Graeme Matheson-Bruce, opera singer: born Dundee 1945; died London 12 February 1994.
NOBODY could deny that the Scottish tenor Graeme Matheson-Bruce had tremendous courage. He tackled heroic and romantic roles such as Parsifal, Lohengrin, Florestan, Radames and even Otello, with a voice and physique more suited to character parts. A superb Bob Holes in Peter Grimes, he also sang the title-role of Britten's opera with great success. His real strength lay in contemporary music: as the High Priest in Philip Glass's Akhnaten, as Lovelace in the world premiere of Robin Holloway's Clarissa (1990), he was in his element, the somewhat ungrateful tone of his voice forgotten, the security of his singing paramount.
Born in Dundee, Matheson- Bruce studied at the Royal Scottish Academy of Music, the Royal Northern College of Music and the London Opera Centre. In 1978 he was awarded a travelling scholarship by the Royal Society of Arts and went to Munich to study with Hans Hotter. He had already appeared at Glyndebourne (1975) as the Gnat in The Cunning Little Vixen, and with Glyndebourne Touring Opera as Sellem in The Rake's Progress. He had also begun a long association with English National Opera, for whom his roles included Loge in The Rhinegold, Walther in The Mastersingers, a drunken Cossack in Mazeppa, Florestan, the Prince in Rusalka, Lovelace, Bob Boles and Peter Grimes.
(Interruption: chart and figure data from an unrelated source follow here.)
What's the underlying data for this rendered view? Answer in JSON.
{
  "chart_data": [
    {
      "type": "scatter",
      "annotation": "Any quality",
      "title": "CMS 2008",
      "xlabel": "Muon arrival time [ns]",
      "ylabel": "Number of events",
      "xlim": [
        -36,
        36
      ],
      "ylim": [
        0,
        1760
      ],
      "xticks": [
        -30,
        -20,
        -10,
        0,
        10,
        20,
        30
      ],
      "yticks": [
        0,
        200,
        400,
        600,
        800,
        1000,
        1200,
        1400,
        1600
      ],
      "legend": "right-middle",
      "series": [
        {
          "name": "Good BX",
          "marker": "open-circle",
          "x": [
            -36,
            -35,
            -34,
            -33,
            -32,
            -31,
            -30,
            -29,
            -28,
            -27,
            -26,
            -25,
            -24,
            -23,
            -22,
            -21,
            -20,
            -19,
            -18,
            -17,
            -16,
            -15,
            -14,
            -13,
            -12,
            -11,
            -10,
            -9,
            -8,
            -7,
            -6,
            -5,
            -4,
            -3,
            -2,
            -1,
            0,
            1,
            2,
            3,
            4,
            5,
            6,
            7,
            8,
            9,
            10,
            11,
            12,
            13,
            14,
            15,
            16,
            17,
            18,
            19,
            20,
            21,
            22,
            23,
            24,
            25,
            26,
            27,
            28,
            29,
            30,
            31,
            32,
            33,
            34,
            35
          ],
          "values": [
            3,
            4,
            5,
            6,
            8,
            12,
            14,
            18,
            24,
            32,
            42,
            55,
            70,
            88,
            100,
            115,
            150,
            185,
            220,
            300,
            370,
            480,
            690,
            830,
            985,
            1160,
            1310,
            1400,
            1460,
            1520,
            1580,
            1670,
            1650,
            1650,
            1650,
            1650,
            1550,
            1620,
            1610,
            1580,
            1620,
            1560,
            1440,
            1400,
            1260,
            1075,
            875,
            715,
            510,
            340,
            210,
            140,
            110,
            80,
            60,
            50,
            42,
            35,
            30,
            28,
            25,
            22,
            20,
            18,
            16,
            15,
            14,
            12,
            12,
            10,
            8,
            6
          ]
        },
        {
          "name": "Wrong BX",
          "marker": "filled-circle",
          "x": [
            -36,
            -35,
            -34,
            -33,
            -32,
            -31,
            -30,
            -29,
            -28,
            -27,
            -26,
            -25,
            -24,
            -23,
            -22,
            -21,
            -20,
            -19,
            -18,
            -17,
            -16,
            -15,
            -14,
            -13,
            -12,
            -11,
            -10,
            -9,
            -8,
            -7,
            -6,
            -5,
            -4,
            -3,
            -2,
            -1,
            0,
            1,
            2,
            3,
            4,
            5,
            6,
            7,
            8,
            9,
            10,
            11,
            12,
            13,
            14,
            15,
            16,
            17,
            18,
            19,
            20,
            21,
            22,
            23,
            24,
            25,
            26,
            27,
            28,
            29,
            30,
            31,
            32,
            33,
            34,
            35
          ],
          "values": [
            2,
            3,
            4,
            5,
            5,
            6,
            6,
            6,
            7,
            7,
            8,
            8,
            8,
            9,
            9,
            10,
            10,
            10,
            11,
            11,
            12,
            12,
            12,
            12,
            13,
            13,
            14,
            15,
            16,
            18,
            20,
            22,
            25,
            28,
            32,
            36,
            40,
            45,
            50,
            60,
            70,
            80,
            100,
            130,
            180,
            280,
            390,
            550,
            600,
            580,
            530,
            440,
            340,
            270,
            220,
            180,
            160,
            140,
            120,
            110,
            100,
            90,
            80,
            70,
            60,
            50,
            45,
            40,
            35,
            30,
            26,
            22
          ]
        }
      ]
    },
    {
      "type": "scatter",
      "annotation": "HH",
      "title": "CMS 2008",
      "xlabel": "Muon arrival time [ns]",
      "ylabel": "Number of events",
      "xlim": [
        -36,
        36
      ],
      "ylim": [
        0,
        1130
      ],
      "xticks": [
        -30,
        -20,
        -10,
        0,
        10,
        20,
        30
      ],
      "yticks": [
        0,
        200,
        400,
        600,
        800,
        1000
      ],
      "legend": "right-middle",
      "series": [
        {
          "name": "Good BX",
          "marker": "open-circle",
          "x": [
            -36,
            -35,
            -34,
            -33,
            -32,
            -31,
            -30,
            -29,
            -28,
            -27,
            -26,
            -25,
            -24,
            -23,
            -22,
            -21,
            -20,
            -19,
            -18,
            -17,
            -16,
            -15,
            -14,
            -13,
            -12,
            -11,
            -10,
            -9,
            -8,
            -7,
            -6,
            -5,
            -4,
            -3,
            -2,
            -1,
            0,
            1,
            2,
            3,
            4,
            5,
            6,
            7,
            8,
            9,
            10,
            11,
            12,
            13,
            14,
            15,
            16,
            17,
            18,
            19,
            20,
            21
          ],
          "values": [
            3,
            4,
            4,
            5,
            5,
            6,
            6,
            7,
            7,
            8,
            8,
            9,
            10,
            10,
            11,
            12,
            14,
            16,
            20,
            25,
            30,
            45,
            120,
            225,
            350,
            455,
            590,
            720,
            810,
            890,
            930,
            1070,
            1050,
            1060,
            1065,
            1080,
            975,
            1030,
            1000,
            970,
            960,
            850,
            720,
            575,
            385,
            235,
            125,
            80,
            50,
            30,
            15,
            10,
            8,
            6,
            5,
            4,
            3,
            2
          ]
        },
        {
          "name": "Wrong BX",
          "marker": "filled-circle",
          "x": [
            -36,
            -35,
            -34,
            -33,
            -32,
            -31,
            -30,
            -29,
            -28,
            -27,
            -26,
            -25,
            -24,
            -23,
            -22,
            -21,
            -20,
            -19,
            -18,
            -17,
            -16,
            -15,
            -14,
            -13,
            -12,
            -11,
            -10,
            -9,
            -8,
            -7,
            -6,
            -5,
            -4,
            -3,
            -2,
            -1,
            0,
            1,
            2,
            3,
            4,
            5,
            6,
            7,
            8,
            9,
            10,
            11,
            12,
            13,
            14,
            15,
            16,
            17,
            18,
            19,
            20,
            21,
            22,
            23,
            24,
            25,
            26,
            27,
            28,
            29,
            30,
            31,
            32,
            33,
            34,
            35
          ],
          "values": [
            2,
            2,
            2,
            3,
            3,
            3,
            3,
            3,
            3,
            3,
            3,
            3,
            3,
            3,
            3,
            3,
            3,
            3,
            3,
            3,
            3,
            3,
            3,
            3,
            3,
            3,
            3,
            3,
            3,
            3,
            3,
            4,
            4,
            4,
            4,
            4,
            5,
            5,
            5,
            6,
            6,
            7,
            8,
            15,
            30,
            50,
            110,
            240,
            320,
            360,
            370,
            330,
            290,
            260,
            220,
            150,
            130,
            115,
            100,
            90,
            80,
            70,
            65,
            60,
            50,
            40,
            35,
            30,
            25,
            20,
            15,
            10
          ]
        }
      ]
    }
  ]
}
He sang the title-roles of Dvorak's Dimitrij at Nottingham University in 1979 and Pfitzner's Palestrina for Abbey Opera in 1981, both British premieres. During the 1980s he appeared frequently in Europe, where his repertory included Werther, Parsifal, Peter Grimes, Herman in The Queen of Spades, Gabriele Adorno, Radames, Don Jose and Hoffman. He also sang in the United States, as Herod and Florestan and as Erick in Der fliegende Hollander.
During the 1991/92 season he sang Sergei in Lady Macbeth of Mtsensk at Hamburg State Opera and created Pentheus in John Buller's The Bacchae for ENO. The latter role displayed his mastery of difficult contemporary music to an even greater degree than had Lovelace in Clarissa. He returned to Glyndebourne in summer 1992 to sing Tchekalinsky in a new production of The Queen of Spades, repeated in semi-staged concert form at the Proms in the Albert Hall.
In April 1993 he sang Herman in Tchaikovsky's opera for ENO. Although his vocal performance lacked the ideal romantic melancholy for that role, his interpretation of the character was excelllent, especially in the final scenes where Herman's obsession with gambling turns to madness.